Escrito após uma viagem de Valle-Inclán ao México, Tirano Banderas situa-se num
mundo imaginário, com a pampa, os esteros, a ciénaga e a floresta virgem
Todos esses romances precederam o aparecimento da primeira obra-prima do gênero:
Tirano Banderas, do espanhol Ramón Valle-Inclán. Escrito após uma viagem do autor
ao México, esse romance situa-se em um mundo imaginário onde se encontra um
apanhado da geografia latino-americana: a pampa, os esteros (mangues), a ciénaga
(pântanos) e a floresta virgem. Valle-Inclán combina traços lingüísticos, informações e
características de países diferentes, todavia, as fontes são principalmente mexicanas. A
ação situa-se em Tierra Caliente, a prisão descrita é o castelo de San Juan de Ulúa e o
embaixador da Espanha e sua alma maldita, Roque de Cepeda, são caricaturas de
diplomatas que residiram, de fato, no México. O tirano Santos Bandera é também uma
mistura de personagens: um índio sanguinário e taciturno que, segundo ele próprio, "não
crê nas virtudes nem nas capacidades de sua raça", e que tem traços que fazem lembrar
o ditador espanhol Primo de Rivera (1923-1930), pois para Valle- Inclán os déspotas
latino-americanos são herança dos conquistadores.
Daí em diante, nenhum romance desse novo gênero ignorou as diferentes formas de
sarcasmo herdadas do modelo esperpéntico (grotesco) criado por Valle-Inclán. O
chileno Ricardo A. Latcham publicou em 1929 Esperpento de las Antillas. No mesmo
ano, o mexicano Martín Luis Guzmán, em A Sombra do Caudilho, reproduziu os
esquemas de Valle-Inclán, mas ao invés de insistir sobre a figura do ditador, dedicou-se
a descrever a decadência moral dos novos "revolucionários" que agem em torno dele.
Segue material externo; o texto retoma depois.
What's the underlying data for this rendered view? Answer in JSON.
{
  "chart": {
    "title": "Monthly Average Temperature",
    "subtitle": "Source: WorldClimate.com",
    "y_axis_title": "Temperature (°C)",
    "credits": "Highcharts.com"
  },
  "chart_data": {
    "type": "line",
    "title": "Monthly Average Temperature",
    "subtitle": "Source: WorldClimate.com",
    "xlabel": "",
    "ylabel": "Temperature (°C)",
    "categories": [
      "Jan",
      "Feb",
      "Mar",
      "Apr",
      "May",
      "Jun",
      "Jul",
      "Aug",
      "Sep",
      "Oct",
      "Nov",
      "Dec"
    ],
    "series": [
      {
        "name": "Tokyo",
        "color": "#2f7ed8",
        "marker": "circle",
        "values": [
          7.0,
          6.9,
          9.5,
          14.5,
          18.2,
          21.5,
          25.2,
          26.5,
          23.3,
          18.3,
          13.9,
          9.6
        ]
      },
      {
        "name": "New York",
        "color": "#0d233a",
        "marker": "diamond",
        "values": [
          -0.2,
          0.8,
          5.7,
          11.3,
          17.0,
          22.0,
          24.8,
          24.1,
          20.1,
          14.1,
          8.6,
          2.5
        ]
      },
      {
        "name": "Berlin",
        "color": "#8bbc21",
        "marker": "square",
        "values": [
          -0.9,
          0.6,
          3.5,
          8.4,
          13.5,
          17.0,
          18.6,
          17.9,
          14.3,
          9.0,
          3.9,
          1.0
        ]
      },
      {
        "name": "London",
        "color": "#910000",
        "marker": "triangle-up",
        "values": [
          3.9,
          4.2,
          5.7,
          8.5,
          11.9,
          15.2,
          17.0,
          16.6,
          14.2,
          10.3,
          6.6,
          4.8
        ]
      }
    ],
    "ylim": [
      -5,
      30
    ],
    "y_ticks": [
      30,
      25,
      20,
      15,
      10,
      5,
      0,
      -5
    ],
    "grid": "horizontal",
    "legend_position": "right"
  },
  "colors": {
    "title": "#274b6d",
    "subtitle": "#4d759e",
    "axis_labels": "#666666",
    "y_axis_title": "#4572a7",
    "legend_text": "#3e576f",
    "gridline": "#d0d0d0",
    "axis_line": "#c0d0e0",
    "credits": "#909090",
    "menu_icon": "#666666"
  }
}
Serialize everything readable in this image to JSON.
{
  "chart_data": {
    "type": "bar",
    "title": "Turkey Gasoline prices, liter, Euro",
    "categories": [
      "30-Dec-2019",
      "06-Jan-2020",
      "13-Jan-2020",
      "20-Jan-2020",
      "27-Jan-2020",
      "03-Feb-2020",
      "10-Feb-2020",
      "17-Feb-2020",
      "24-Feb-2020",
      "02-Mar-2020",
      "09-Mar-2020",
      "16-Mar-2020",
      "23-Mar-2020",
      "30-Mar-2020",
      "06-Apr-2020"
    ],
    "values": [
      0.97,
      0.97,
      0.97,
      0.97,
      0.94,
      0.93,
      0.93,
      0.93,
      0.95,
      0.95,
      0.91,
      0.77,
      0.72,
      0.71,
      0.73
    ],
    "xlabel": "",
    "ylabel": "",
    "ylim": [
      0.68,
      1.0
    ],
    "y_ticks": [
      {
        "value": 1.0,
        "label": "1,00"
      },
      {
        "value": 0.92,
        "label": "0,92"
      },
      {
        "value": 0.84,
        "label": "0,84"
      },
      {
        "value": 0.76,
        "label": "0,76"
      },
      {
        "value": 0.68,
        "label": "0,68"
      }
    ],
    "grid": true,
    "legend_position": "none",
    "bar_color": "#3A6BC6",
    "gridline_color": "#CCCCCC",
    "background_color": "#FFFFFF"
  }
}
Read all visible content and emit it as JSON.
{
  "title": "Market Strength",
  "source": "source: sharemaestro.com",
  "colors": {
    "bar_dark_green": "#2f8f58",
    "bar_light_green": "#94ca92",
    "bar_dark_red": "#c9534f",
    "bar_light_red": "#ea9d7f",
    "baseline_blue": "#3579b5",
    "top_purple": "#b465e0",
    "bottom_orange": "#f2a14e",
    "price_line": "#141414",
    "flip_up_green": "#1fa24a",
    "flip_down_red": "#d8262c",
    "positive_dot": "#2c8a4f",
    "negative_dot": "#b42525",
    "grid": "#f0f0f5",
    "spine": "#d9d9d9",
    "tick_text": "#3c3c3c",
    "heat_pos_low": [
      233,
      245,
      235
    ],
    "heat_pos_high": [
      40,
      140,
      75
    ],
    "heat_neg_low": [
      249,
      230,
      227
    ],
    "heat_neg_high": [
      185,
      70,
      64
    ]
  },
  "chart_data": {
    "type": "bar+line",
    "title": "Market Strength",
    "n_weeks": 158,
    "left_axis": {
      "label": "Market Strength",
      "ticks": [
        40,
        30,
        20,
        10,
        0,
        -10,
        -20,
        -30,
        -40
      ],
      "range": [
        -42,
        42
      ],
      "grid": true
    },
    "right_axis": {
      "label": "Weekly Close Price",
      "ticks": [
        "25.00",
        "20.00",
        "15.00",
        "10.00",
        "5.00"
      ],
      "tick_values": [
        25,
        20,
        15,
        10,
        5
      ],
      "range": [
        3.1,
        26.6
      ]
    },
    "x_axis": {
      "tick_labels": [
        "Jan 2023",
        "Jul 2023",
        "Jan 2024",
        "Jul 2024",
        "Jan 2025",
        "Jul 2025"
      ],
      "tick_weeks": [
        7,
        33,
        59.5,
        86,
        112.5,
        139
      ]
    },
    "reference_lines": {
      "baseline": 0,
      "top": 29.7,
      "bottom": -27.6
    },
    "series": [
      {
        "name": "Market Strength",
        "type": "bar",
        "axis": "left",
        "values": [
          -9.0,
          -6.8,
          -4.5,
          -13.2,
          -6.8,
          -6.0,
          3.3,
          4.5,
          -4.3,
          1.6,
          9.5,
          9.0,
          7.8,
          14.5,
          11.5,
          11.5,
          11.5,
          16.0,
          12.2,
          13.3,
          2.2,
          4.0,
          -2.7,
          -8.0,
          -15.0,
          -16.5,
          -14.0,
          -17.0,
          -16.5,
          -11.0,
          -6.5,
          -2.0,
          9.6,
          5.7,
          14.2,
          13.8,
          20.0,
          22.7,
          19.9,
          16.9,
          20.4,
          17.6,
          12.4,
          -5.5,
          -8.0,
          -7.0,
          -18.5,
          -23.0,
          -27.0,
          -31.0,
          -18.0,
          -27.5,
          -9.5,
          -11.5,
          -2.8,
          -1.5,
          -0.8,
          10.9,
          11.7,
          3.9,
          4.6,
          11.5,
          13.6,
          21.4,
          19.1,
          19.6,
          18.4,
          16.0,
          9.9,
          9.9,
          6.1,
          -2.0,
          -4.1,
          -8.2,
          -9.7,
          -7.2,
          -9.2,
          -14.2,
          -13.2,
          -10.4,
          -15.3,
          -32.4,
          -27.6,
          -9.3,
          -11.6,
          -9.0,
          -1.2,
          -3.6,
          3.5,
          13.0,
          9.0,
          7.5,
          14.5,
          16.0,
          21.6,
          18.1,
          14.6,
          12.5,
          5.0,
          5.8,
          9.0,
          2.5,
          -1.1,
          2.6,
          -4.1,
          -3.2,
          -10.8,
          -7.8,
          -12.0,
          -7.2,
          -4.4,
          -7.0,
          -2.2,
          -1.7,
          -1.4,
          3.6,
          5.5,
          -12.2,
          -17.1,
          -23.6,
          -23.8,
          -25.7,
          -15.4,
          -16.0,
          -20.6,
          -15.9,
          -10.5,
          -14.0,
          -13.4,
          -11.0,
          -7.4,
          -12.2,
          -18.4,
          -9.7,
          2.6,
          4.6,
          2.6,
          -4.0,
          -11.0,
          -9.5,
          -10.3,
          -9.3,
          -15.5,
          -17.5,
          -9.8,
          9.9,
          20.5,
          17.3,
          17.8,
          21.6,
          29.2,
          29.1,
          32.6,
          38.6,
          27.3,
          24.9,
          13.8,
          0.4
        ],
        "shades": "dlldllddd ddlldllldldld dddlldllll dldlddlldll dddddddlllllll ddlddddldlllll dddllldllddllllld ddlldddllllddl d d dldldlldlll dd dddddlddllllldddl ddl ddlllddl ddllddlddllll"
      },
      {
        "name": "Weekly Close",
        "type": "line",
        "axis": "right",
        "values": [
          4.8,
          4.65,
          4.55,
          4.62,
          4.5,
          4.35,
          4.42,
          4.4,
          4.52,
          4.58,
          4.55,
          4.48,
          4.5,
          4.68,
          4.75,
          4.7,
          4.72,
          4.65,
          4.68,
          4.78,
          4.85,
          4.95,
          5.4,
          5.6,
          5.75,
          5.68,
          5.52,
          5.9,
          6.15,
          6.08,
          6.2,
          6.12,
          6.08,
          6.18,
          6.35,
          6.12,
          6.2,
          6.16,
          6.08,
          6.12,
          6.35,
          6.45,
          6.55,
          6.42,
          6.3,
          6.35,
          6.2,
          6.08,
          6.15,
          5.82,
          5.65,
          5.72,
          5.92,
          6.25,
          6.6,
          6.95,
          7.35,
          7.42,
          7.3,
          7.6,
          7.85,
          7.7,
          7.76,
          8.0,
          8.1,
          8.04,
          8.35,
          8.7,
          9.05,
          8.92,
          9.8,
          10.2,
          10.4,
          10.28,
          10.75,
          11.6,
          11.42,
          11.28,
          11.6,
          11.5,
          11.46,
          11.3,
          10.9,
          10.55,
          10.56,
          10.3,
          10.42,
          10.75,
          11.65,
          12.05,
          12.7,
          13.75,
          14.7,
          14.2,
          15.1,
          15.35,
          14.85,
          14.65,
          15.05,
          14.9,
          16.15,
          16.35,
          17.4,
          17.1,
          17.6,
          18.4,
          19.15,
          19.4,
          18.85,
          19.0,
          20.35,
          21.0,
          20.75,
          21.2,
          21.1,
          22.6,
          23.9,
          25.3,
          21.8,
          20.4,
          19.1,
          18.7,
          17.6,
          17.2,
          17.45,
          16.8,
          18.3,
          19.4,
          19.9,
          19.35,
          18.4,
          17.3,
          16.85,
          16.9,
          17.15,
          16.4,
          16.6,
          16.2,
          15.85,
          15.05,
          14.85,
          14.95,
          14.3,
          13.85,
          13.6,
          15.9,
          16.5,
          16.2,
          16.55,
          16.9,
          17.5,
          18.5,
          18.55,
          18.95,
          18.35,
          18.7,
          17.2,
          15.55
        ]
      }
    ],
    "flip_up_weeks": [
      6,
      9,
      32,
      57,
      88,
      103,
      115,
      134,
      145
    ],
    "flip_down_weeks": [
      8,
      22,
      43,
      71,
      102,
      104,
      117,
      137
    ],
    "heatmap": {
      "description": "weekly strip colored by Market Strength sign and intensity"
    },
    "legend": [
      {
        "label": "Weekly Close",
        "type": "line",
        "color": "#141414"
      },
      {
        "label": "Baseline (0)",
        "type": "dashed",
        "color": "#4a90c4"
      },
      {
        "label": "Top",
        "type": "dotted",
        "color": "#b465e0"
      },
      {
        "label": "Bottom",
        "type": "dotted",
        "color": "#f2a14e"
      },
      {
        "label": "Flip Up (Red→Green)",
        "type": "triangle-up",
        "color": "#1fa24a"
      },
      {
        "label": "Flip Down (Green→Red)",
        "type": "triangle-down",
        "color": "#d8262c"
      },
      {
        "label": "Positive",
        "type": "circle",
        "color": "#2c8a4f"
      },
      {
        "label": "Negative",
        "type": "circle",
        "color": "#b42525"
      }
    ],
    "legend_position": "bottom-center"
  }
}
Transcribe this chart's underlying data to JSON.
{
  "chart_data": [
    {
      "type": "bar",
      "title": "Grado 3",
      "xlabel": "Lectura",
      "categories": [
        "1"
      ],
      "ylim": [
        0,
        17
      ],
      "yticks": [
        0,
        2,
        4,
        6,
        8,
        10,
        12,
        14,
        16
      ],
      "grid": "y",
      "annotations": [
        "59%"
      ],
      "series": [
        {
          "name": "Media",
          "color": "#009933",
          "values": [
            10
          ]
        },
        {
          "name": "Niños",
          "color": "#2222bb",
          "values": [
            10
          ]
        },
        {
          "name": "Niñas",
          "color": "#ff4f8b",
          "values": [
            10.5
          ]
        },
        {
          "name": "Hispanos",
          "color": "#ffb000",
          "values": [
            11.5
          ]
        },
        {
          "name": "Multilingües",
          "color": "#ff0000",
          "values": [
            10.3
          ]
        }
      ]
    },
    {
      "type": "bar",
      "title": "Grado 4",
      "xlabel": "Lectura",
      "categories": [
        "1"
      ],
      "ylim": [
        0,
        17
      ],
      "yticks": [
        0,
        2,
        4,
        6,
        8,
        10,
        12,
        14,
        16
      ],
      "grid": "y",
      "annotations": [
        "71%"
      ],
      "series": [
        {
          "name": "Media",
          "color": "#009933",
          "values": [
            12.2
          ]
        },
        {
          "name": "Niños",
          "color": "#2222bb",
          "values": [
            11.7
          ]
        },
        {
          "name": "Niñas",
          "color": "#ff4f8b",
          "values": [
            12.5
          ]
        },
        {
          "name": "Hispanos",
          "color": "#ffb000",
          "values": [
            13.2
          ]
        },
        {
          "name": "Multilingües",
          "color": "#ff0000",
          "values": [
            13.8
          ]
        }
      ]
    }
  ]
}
José Gaspar Rodríguez de Francia, herói de Eu, o Supremo, de Augusto Roa Bastos, foi
uma espécie de Robespierre paraguaio. Seu modelo era a Revolução Francesa, sua
religião o livre-pensar e seu autor favorito, Jean-Jacques Rousseau. Tomou o poder em
1812 e proclamou-se "Ditador Supremo". Até 1840, tentou aplicar suas idéias de
progresso através do terror, todavia preservou a independência contra as ambições
conjugadas do Brasil voraz, do Uruguai e seu fundador Artigas, assim como da
Argentina, incentivada pela Inglaterra. Cercou o Paraguai com uma cortina de ferro
instransponível e deu ao povo uma consciência nacional. Para muitos paraguaios,
permanece um "santo leigo", ainda que Simón Bolívar tenha, ele próprio, tentado
organizar uma expedição para "livrar-se desse monstro". A oligarquia paraguaia jamais
perdoou Francia por ter decapitado o exército e suprimido as grandes propriedades
(latifúndios) para criar em as Estancias de la Patria, fazendas coletivas com as quais
conseguiu alimentar o povo e até exportar parte da produção. Todos os paraguaios
reconhecem, hoje, que o Ditador Supremo transformou a vida pública com sua "moral
franciscana", impôs um regime fiscal justo e abriu escolas em toda parte para erradicar o
analfabetismo.
Já na primeira leitura constata-se que Roa Bastos tenta restabelecer o verdadeiro sentido
das palavras "tirano" e "ditador" (tirano, no sentido clássico, significa "aquele que sob
pretexto de progresso, bem-estar e prosperidade de seus governados, substitui o culto do
povo pelo de sua própria pessoa". E ditador, "aquele que dita a seu escriba suas
reflexões sobre seus decretos e sobre sua política").
A mesma pergunta foi feita por Gabriel García Márquez em O Outono do Patriarca
(1975) e, em ambos os casos, a resposta é a metáfora da decadência física do Supremo,
ou do Patriarca, que acompanha o declínio de seu mandato. "Meu corpo cresce, incha;
agita-se na água racial que meus inimigos tentavam conter com grilhões."
Em O Recurso do Método (1974), Alejo Carpentier analisou, como nos dois romances
precedentes, o discurso do autocrata, embora com intenção e técnica diferentes. As
primeiras páginas de Recurso descrevem a incerteza do déspota que, de manhãzinha,
não consegue distinguir sonho e realidade. Essa é a tese do romance: a instabilidade do
país é produto das ilusões provocadas e sofridas pelo próprio ditador. Esse personagem
é, então, um dos mitos da América Latina no qual estão refletidos todos os conflitos
históricos, sociais ou culturais do hemisfério, "uma história que se repete, morde a
própria cauda, devora-se, imobiliza-se a cada vez".
(Trad.: Teresa Van Acker)
1 - A Festa do Bode, de Mario Vargas Llosa, São Paulo, ed. Mandarim, 2000.